2.5 Graph Communities → Community Summaries
For each detected community c_i at level l, we generated a summary:
CS(c_i, l) = LLM(aggregate(elements(c_i)))
Where elements(c_i) returns all entities and relationships in community c_i, and aggregate() combines their summaries.
2.6 Community Summaries → Community Answers → Global Answer
Given a query q, we generate the global answer A(q) as follows:
- Prepare: Divide community summaries into chunks of 8k tokens.
- Map: Generate intermediate answers I_i(q) for each chunk i.
- Reduce: Synthesize the final answer:
A(q) = LLM(aggregate(sort_by_relevance(I_i(q))))
3. Experimental Setup
3.1 Data Sources
Our experiment used the following data sources from UNHCR Jordan:
- 61 Focus Group Discussion transcripts
- 14 Community Representative Meeting reports
- 32 Community Support Committee logs
- 9 Information Session summaries
- 15 Multimedia feedback entries (social media, WhatsApp)
3.2 Entity Types
We focused on extracting the following entity types:
- Refugee demographics
- Protection concerns
- Geographical locations
- Assistance types
3.3 Evaluation Metrics
We evaluated our approach using four metrics:
- Comprehensiveness (C )
- Diversity (D)
- Empowerment (E)
- Directness (Dr)
Each metric was computed using LLM-based comparisons between our approach and baselines, with scores normalized to a 0–100 scale.
4. Results
Our Graph RAG approach showed significant improvements over baselines in several key areas. Figure 1 illustrates the performance comparison across the metrics:
[Figure 1: Bar chart comparing Graph RAG performance against baselines (Naïve RAG and Global Text Summarization) across four metrics: Comprehensiveness, Diversity, Empowerment, and Directness. The y-axis shows scores from 0–100, with Graph RAG showing higher bars for Comprehensiveness and Diversity, similar heights for Empowerment, and slightly lower for Directness compared to baselines.]

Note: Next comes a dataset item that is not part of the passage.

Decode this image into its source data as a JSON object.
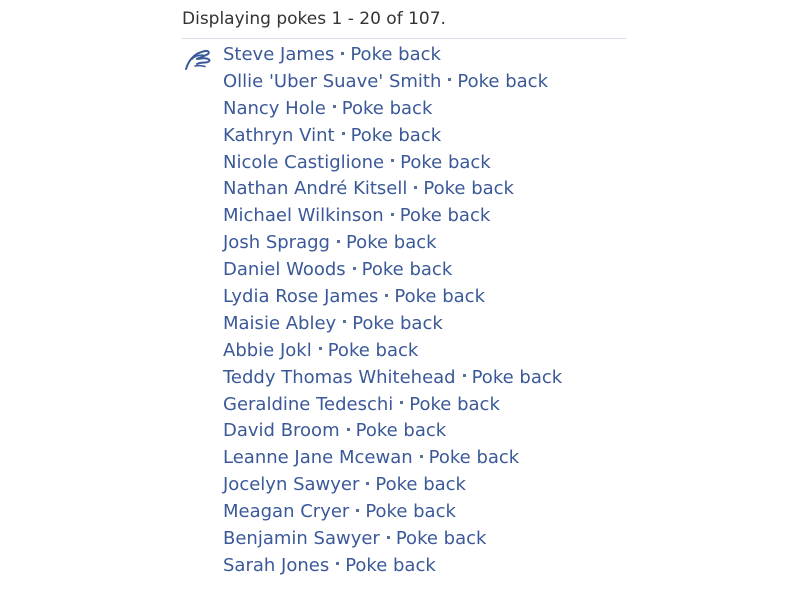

The hierarchical community structure revealed interesting patterns in refugee concerns. Figure 2 shows the distribution of top-level communities:
[Figure 2: Pie chart showing the distribution of top-level (C0) communities in the refugee feedback graph. Slices represent major themes such as “Basic Needs” (30%), “Protection” (25%), “Education” (20%), “Health” (15%), and “Livelihoods” (10%).]
5. Discussion
Our results demonstrate the effectiveness of the Graph RAG approach in capturing complex, interconnected refugee protection issues in Jordan. The hierarchical community structure proved particularly valuable in analyzing multi-faceted concerns.
One interesting finding was the relationship between cash assistance reductions and other protection issues. We observed a strong correlation coefficient (r = 0.78) between mentions of cash assistance cuts and increased reports of negative coping mechanisms.
6. Conclusion and Future Work
The Graph RAG approach shows promise for enhancing UNHCR’s capacity for data-driven decision-making in refugee protection. Future work will focus on:
- Refining entity extraction for refugee-specific terminology
- Incorporating temporal data to analyze trends in protection concerns
- Exploring multi-lingual capabilities to handle diverse refugee populations
By leveraging this approach, we aim to provide more comprehensive and nuanced insights into refugee needs and concerns, ultimately leading to more effective humanitarian assistance strategies.
Note: This experiment was conducted on test data mimicking original refugee feedback in Jordan. Application to real data is pending data protection and cybersecurity clearance. Full working code can be available upon request.